Play 2: Remediate at machine speed
The traditional remediation model assumes patches are authored by humans, reviewed by humans, and scheduled by humans. That cadence does not fit inside a 24-hour exploit window, let alone a negative one. The goal is to make sure human review is the only slow step left, and that it is reviewing a candidate fix rather than authoring one.
This is the most direct operational application of the Mythos-class capability I wrote about a few months ago. The same depth of code understanding that finds a 27-year-old bug can author a candidate patch, run regressions, and present a reviewable change. That doesn't make remediation automatic — engineers still validate, operators still deploy, business owners still own risk, but it does mean that the human is the slow step in a fast pipeline rather than the author in a slow one.
It's also the play that’s most aligned with the head start I wrote about. Glasswing partners and others investing in AI-assisted code-level remediation are already shortening the disclosure-to-patch interval for the open-source dependencies most of us run. The defenders who plug into that work, rather than waiting for it to filter down through commercial vendor patches, are going to have a meaningful timing advantage.
Play 3: Detect post-exploit behavior
You can’t rely on CVE signatures when the attack chain is being authored in real time by a model that has never seen your environment before. You also cannot rely on them when 80% of the CVE population is not being enriched.

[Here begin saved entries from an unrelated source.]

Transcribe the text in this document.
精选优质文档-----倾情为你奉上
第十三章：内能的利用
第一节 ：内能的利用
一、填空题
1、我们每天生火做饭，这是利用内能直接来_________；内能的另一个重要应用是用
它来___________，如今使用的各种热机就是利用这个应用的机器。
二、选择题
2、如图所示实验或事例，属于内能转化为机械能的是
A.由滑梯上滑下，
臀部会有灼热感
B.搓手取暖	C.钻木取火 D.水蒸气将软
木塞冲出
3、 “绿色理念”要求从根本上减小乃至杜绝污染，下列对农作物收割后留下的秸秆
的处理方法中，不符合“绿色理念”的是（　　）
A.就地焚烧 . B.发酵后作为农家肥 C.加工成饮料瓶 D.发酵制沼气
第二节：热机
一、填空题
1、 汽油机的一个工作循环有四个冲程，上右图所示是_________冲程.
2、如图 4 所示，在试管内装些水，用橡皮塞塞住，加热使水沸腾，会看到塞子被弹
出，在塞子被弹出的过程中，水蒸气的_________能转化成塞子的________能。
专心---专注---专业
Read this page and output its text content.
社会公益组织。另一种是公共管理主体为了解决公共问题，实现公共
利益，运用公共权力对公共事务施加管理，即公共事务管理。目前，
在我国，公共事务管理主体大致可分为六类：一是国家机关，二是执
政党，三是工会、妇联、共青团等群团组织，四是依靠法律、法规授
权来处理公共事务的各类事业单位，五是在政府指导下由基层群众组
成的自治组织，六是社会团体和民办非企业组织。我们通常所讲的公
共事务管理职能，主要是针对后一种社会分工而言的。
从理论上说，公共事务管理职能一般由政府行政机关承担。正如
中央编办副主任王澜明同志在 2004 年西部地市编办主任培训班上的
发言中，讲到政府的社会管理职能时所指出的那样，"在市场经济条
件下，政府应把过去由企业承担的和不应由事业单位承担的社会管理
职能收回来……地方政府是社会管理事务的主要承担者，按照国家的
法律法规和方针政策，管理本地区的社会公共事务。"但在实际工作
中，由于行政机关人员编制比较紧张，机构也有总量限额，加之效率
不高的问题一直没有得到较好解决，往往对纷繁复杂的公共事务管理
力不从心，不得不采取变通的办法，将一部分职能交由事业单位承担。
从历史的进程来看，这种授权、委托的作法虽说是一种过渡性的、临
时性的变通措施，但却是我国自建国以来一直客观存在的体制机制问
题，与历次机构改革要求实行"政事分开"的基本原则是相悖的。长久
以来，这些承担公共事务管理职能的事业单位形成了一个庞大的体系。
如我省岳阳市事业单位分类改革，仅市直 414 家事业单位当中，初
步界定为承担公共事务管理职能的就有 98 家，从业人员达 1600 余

Either path leads to the same conclusion: signature-based detection alone is no longer a strategy.
What you can rely on is the behavior an attacker has to produce regardless of how they got in — process lineage that doesn't match the workload, anomalous egress, lateral movement, identity use that doesn't match the human or service that owns the credential.
That means prioritizing alerts by reachability to crown-jewel data and by identity blast radius rather than by raw signature volume. And it means sizing containment, not just detection, for minute-scale, not hour-scale. We can no longer operate under the assumption that we have hours or days to mitigate; that clock doesn’t exist anymore.